Kaiserslautern Aktionstag für alternative Mobilität am Bremerhof punktet mit Beratung
Die Mobilitätswende ist in vollem Gang. Oder wie es Uwe Hofmann, einer der drei Geschäftsführer der veranstaltenden Firma Motiv, ausdrückt: „Es ist viel Bewegung im Markt.“ Grund genug also, die lokalen Akteure zusammenzubringen, um den aktuellen Stand der Technik zu präsentieren. Hofmann sieht den Elektroantrieb dabei nur als einen von mehreren Bausteinen, die Verkehrswende tatsächlich auch nachhaltig zu gestalten: „Das Teilen oder Mieten wird eine große Rolle spielen.“
Das Interesse für dieses Thema ist durchaus vorhanden, wenngleich die Besucherzahlen etwas hinter den Erwartungen der Veranstalter blieben. Die, die gekommen sind, waren für das Thema offen, ließen sich beraten und hatten bei Probefahrten die Möglichkeit, sich das Auto oder Fahrrad der Zukunft genauer anzuschauen. Die Aussteller nahmen sich Zeit für die Besucher und punkteten im Dickicht der Förderungen und gesetzlichen Vorgaben mit geduldiger Beratung.

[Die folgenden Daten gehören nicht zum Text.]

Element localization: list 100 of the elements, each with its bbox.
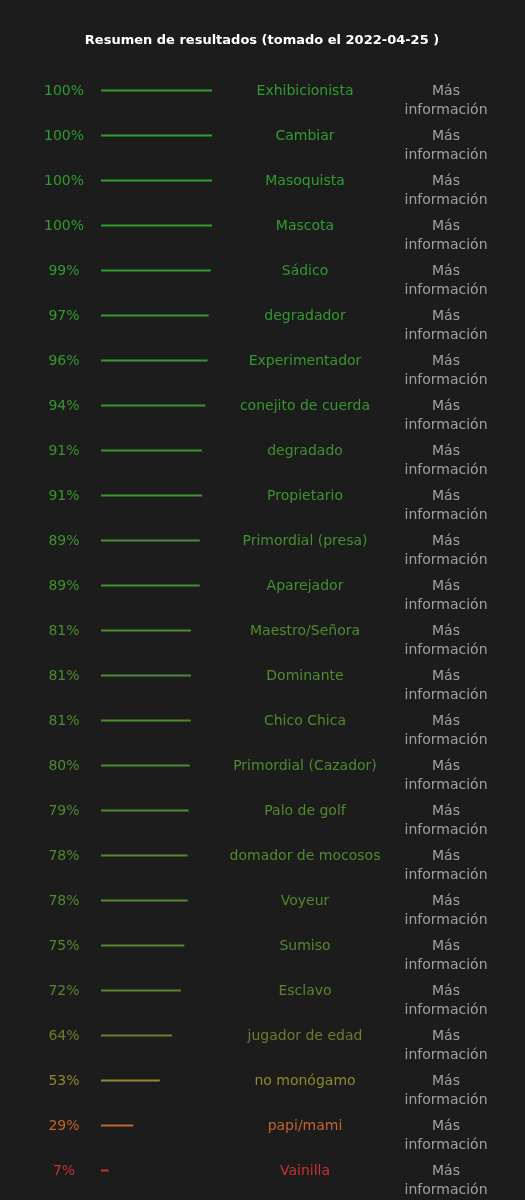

Spendenaktion für „Mama/Papa hat Krebs“
Beim Aktionstag wurden aber nicht nur die Fortbewegungsmittel der Zukunft präsentiert, sondern auch fleißig Geld für die Aktion „Mama/Papa hat Krebs“ gesammelt. Für Bastelarbeiten aus Recyclingmaterial konnten Besucher freiwillig spenden. Gleichzeitig hat der Veranstalter, ein Bildungsträger aus Kaiserslautern, auf seine Arbeit aufmerksam machen können.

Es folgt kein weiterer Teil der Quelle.